CLEARWATER — The questions were about sinkholes, dried-up wells, money and saltwater intrusion into the aquifer.
About 50 Countryside residents grilled city officials Wednesday night about Clearwater's plans to drill drinking water wells near their neighborhoods. The city brought a slew of engineers, consultants, charts, maps and diagrams to a community meeting at the Countryside Recreation Center to answer questions.
Some people left the meeting at least somewhat reassured. Others remain vocally opposed to the project.
"They need to find another way," said Dr. Louis Alan Zagar, a resident of the area's Northwood West neighborhood, which is to be surrounded by new wells. "They're saying that if anything happens, good luck, you're on your own."
Clearwater officials say they're satisfied with scientific evidence supporting the city's plan to drill 13 new wells to pump drinking water from deep underground. They say the city must find more sources of fresh water, and they're confident that the wells won't cause sinkholes and won't affect homeowners' residential wells.
The City Council agreed last month to go ahead with this. The city recently started the project by fixing some old wells that had broken down. But before Clearwater begins drilling new wells, the council wanted to hold one more community meeting to try to allay the fears of Countryside residents. Six of the 13 new wells are to be clustered in an area near Countryside Mall.
Scores of people milled around the recreation center's meeting room Wednesday night, studying diagrams and quizzing City Council members and city staffers. Several approached City Manager Bill Horne and council member Carlen Petersen, both of whom live in or near Northwood West. People asked them: Are you really not worried about sinkholes?
"Some people are apprehensive and want to be reassured," Horne said.
Other Countryside residents are firmly opposed to the wells and are considering some kind of legal action, and even hired a videographer to wander around and tape the proceedings Wednesday night.
Harold Becker fears sinkholes and saltwater intrusion, and cites scientific data that he says refutes what the city's experts are saying. Gary Shellenberger doubts that Clearwater will save as much money as the city thinks it will by producing more of its own drinking water.

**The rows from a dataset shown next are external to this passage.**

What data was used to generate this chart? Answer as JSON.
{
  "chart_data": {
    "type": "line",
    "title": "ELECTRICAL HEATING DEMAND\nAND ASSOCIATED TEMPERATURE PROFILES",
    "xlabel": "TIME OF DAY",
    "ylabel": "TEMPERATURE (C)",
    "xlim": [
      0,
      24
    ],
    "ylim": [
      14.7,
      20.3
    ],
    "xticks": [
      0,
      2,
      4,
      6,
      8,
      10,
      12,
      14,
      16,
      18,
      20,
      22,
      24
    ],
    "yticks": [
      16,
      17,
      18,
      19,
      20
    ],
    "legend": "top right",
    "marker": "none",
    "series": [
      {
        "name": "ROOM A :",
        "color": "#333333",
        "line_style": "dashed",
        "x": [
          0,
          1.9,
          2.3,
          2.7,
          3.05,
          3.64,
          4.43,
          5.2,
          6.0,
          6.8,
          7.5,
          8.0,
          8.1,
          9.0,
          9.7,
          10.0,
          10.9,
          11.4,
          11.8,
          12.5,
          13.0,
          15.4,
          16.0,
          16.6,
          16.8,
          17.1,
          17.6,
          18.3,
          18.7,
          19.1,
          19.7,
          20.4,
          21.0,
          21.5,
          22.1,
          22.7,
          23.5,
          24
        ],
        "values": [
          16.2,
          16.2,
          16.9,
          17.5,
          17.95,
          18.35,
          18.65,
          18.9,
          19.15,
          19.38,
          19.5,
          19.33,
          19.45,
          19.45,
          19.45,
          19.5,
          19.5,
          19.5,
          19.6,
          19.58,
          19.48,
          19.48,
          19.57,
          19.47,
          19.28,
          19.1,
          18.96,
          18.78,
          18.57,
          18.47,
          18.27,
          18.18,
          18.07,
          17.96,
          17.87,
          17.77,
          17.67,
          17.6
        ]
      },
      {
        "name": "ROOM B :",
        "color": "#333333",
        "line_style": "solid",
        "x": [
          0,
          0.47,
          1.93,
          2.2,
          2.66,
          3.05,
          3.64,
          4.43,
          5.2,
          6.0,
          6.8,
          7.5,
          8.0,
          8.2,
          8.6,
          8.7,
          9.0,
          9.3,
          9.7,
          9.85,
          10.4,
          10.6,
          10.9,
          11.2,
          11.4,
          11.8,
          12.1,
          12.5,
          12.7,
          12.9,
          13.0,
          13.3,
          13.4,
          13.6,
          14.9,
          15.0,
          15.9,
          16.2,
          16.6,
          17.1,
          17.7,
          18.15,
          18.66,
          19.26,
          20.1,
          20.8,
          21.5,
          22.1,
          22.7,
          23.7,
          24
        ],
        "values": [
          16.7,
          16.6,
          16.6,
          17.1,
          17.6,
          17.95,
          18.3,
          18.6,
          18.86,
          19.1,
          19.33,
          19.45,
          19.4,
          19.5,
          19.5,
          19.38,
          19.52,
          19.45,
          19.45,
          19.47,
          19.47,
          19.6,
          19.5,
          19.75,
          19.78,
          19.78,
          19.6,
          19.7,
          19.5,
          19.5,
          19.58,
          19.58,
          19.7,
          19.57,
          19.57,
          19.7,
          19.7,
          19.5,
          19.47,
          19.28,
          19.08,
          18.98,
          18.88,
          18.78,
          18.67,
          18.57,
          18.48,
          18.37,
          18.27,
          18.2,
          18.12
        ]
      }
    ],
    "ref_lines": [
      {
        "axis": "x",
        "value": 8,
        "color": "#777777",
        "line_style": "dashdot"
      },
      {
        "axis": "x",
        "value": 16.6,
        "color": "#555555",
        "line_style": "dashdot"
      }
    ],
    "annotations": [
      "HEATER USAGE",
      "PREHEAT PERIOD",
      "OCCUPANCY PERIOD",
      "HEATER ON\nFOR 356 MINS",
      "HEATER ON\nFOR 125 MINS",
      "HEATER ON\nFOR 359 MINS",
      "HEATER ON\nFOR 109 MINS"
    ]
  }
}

Sandy Nettles, a Northwood resident and hydrogeologist who deals with sinkholes professionally, says he's not opposed to Clearwater's plan for more wells, but he's questioning some of the plan's details.
"There's no question we need to do this," he said. But he's seeking more data from the city so he can investigate whether the grouping of Northwood wells is likely to cause saltwater intrusion from Tampa Bay into the underground water supply.
Many homeowners wanted an ironclad guarantee from the city that the deep water wells will never cause any problems. But the city wouldn't give them that.
City engineering director Mike Quillen's answer was that no scientist or engineer would ever issue a 100 percent guarantee. But he stressed that the city is confident it's doing the responsible thing.
Horne, the city manager, said, "We're going to proceed with the project," unless dramatic new information comes out that persuades the city to change its plans.